At the CDC, strain IBCA10-7060 was streaked for isolation on egg yolk agar and incubated anaerobically at 35°C for 2 days. A single colony was selected, assigned the designation ofCDC69016 (per CDC laboratory policy), and inoculated into cooked meat glucose starch medium (Remel, Lenexa, KS) for overnight growth at 35°C [18,20]. This culture (volume, 300 µL) was inoculated into 150 mL of trypticase peptone glucose yeast extract medium (Remel, Lenexa, Kansas) with 15 mL of 1% sterile trypsin (added to ensure complete BoNT activation) and incubated anaerobically for 5 days at 30°C. After incubation, the toxin underwent acid precipitation [21]. The precipitated toxin was concentrated using an Amicon Ultra-15 Centrifugal Filter Unit with a Ultracel 50-kDa membrane (EMD Millipore, Billerica, Massachusetts) and is referred to hereafter as the “CDC toxin” (282 800 LD50/mL).
At the UW-Madison, strainCDC69016 (derived from strain IBCA10-7060 at the CDC) was grown for 5 days at 37°C in toxin production medium (2% NZ Case TT, 1% yeast extract, and 0.5% glucose) [21]. The culture was centrifuged at 12 000g for 10 minutes. The culture supernatant was adjusted to pH 6.2 and incubated with 5 µg/mL of TPCK-treated trypsin (Worthington, Lakewood, New Jersey) at 37°C for 60 minutes to ensure complete BoNT activation. Soybean trypsin inhibitor (Sigma-Aldrich, St.

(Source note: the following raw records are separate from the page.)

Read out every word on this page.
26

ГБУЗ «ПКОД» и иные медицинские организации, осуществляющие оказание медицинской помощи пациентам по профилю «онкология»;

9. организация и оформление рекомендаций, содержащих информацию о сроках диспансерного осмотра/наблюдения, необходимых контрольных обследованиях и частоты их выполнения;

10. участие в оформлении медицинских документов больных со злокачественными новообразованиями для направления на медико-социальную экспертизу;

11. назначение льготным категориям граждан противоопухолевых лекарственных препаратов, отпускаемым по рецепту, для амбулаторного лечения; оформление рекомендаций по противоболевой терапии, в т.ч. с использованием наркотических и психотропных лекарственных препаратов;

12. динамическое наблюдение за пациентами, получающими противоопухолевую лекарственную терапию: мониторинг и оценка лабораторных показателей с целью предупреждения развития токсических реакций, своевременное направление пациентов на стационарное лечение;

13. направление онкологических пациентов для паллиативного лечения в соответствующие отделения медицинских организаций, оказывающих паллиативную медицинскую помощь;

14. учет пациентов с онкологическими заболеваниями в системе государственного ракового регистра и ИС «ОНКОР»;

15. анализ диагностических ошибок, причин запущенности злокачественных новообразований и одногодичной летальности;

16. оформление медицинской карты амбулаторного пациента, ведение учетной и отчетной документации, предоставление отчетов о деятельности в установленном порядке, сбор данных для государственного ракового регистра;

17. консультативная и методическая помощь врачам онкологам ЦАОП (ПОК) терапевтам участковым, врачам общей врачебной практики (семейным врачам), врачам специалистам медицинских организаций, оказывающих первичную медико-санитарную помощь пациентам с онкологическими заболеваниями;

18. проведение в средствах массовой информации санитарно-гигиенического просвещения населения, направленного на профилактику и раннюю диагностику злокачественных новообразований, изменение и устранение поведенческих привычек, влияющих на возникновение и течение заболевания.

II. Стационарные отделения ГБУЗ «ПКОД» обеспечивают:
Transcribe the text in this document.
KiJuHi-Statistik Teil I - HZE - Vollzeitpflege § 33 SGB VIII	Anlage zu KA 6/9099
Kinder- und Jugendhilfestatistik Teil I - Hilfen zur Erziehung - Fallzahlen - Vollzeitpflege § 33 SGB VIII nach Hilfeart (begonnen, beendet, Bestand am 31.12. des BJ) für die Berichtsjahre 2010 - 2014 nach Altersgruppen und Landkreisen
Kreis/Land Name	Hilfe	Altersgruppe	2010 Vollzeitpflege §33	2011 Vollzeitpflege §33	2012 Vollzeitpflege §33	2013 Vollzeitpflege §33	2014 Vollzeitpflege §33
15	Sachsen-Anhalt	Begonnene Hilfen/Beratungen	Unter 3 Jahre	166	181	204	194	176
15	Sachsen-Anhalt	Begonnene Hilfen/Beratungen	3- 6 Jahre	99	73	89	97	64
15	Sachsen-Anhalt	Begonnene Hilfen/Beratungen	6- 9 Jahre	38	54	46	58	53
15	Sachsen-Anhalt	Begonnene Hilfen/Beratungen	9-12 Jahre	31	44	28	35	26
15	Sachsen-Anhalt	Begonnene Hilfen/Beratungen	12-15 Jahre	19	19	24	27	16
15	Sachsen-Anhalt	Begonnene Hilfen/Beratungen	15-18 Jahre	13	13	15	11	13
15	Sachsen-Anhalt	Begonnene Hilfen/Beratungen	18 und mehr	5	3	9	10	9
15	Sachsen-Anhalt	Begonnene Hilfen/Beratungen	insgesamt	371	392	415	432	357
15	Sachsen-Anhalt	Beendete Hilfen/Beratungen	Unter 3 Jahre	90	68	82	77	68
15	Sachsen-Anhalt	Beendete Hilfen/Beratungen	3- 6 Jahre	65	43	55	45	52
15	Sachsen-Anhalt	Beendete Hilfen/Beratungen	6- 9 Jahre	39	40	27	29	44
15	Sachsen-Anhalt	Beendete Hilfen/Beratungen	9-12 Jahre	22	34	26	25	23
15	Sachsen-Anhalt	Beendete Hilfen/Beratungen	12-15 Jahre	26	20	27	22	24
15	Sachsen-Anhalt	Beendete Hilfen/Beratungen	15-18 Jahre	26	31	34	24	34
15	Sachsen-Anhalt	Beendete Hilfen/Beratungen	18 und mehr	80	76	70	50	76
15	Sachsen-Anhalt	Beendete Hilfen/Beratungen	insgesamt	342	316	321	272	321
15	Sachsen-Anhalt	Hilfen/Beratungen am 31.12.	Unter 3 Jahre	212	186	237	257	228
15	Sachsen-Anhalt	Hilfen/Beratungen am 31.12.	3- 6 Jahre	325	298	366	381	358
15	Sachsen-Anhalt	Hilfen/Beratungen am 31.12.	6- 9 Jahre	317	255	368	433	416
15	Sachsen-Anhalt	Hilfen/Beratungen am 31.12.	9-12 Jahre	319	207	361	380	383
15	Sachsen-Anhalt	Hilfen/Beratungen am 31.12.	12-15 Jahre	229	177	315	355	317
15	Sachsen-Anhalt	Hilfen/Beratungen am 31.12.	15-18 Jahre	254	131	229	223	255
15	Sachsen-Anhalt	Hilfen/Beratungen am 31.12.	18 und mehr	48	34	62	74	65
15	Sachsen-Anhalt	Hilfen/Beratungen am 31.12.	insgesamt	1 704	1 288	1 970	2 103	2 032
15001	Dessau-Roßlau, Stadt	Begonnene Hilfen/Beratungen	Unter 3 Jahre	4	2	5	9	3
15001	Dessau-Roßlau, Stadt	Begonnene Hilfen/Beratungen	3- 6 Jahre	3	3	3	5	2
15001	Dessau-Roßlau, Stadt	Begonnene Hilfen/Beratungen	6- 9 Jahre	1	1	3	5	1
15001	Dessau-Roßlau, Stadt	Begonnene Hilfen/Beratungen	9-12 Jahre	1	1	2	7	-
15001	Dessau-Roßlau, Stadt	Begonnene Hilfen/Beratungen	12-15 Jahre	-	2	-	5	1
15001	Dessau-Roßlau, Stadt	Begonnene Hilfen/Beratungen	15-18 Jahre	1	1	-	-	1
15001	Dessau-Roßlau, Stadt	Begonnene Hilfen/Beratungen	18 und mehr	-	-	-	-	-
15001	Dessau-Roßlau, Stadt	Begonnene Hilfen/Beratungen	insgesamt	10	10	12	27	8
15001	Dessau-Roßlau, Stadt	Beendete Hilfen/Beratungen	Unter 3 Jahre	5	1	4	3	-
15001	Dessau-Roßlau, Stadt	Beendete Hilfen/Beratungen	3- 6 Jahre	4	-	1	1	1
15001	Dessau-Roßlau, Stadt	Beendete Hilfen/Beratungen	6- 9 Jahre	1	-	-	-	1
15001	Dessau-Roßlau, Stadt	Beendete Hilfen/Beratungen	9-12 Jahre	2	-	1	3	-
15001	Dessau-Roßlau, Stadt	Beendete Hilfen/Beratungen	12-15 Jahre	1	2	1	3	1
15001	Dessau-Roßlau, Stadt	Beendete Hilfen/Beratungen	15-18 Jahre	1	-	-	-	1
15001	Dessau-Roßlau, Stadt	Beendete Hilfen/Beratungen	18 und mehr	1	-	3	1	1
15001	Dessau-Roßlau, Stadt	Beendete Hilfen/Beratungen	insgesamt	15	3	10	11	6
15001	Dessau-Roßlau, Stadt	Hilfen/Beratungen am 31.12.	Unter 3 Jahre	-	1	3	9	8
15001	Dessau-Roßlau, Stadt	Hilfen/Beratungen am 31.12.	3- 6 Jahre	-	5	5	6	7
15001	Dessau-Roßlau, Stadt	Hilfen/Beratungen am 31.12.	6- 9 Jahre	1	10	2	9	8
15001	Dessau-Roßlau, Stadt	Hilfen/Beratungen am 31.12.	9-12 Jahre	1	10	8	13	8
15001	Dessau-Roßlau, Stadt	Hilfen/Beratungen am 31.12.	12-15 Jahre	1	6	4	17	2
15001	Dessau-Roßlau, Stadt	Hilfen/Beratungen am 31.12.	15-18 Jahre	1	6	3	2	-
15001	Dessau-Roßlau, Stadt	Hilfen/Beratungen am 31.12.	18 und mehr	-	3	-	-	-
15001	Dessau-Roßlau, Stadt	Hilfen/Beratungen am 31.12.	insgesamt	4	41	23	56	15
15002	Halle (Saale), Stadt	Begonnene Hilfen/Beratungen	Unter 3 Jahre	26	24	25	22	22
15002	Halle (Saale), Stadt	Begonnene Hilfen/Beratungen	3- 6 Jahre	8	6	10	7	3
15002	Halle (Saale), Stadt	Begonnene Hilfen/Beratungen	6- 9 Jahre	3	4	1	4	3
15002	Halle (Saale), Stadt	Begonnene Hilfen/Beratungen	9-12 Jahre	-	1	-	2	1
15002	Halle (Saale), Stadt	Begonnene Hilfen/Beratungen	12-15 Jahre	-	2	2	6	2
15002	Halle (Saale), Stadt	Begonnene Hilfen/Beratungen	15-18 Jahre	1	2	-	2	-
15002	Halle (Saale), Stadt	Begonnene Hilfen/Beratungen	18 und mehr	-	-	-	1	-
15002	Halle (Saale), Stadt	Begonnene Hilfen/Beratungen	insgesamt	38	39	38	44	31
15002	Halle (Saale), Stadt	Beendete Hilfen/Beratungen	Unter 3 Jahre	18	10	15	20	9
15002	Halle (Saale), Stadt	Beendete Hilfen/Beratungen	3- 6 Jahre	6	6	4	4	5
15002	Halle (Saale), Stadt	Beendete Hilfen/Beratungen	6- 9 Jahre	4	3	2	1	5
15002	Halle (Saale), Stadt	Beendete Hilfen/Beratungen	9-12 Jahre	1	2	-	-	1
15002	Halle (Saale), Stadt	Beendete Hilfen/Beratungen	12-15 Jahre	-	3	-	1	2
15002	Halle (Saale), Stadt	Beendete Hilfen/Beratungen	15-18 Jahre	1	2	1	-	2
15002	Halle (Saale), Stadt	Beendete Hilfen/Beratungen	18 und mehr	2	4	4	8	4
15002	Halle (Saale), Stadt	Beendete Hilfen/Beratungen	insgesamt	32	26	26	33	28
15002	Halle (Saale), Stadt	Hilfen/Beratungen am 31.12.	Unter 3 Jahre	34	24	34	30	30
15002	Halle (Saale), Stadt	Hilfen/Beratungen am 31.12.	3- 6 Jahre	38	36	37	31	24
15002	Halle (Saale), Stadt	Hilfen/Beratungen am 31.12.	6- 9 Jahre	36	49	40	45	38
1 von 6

Louis, Missouri) was added to the culture supernatant to yield a final concentration of 10 µg/mL. The trypsinized culture supernatant, referred to hereafter as “UW toxin” (22 400 LD50/mL), was diluted 1:10 in GelPhos buffer (30 mM sodium phosphate and 0.2% gelatin [pH 6.3]) for storage.
The ratio of the 2 toxins was determined in both laboratories by mouse bioassay end point titration with and without serotype B antitoxin. Additionally, the ratio was estimated on the basis of Endopep mass spectrometry, as previously described [22]. Culture supernatant from FDA115, which expresses BoNT/B2, was used as a control for the estimate of the VAMP-2 cleavage product produced by both the known BoNT/B and the novel toxin inCDC69016.
MNA
CDC toxin was diluted to either 100 or 2000 LD50/mL in gelatin-buffered saline (GBS) [18]. Antitoxins were diluted in GBS and 0.25 mL of each dilution was mixed with 1 mL of the respective toxin dilution. The toxin-antitoxin mixtures were incubated at ambient temperature for 30 minutes and then mice were exposed by intraperitoneal (IP) injection (0.5 mL/mouse). UW toxin was diluted to 200 or 2000 LD50/mL with GelPhos buffer. Antitoxins were combined with 0.45 mL diluted UW toxin and incubated at ambient temperature for 1 hour then injected IP into mice (0.5 mL/mouse). Mice were observed for signs of botulism for at least the standard MNA endpoint of 4 days [18]. All animal studies were conducted according to protocols approved by either the CDC or UW-Madison Institutional Animal Care and Use Committee.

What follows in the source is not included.